Ce reflux s’explique par des raisons structurelles : la conscience de classe s’est perdue chez les Français avec la tertiarisation, la division syndicale a rendu les luttes morcelées et peu combatives, le chômage très élevé achève les velléités de lutte salariale au sein des entreprises. Organisées par et pour la haute bourgeoisie, classe sociale des grands propriétaires de capitaux, ces conditions nouvelles lui permettent de revenir sur ce qu’elle avait cédé à la classe ouvrière sans jamais le digérer. La réduction du temps de travail, en heures dans la semaine, en semaines dans l’année ou en années dans la vie, représente un manque à gagner inacceptable pour le grand patronat. La santé publique, parce qu’elle prive un secteur économique entier de la soumission aux règles du marché et de la génération de profits, n’est pas non plus envisagée dans l’idéal de « libertés » pour lequel militent les multimilliardaires. (...)
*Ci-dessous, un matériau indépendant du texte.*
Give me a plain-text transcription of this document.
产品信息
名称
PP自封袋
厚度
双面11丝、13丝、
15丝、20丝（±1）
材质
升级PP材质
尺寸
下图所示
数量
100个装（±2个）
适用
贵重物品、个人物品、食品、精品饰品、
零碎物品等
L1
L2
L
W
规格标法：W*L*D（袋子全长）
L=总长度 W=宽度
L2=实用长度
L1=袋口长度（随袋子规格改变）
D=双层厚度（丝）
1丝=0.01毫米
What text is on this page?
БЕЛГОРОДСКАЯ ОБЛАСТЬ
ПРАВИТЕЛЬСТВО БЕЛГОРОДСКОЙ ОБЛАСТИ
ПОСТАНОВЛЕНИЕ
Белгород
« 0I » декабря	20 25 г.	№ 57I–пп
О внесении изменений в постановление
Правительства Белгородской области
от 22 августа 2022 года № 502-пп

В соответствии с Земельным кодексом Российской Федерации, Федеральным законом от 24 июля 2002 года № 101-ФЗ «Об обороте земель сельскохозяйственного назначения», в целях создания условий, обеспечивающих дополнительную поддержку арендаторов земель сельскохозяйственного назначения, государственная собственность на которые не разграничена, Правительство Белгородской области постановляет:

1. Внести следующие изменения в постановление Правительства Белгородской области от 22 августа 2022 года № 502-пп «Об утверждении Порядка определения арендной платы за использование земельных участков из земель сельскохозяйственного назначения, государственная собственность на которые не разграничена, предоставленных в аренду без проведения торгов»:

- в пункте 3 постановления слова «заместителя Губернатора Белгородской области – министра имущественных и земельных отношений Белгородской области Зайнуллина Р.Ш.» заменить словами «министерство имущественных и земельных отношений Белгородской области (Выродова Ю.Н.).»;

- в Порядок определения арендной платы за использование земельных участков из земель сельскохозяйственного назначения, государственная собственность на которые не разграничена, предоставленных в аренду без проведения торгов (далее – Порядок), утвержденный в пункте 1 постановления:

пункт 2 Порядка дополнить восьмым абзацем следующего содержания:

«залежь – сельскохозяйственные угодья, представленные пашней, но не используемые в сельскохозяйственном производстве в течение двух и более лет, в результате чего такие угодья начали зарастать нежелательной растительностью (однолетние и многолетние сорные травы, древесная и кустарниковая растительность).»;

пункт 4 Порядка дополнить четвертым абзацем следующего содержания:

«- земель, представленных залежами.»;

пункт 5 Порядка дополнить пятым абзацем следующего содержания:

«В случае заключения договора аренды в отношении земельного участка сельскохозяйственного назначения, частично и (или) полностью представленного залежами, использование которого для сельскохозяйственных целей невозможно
A contre-courant des considérations abstraites, l’espérance de vie est un phénomène socio-économique résultant de facteurs spécifiques. Ce n’est donc pas une surprise si elle a baissé en 2012, stagne depuis, et risque de connaître bientôt une diminution continue. L’augmentation du temps de travail et le renoncement aux soins vont finir par atrophier sérieusement la santé des Français, précisément ceux qui appartiennent à la classe ouvrière contemporaine – celle qui subit des pressions au travail dans les magasins, les centres d’appel, les administrations ou qui se trouve privée d’emploi. C’est le prix à payer de notre époque, dont l’idéologie dominante ne rencontre pas de résistance dans la population. Pour imposer un idéal profitable exclusivement aux plus riches, nos dirigeants sacrifient notre longévité. Avec le consentement général.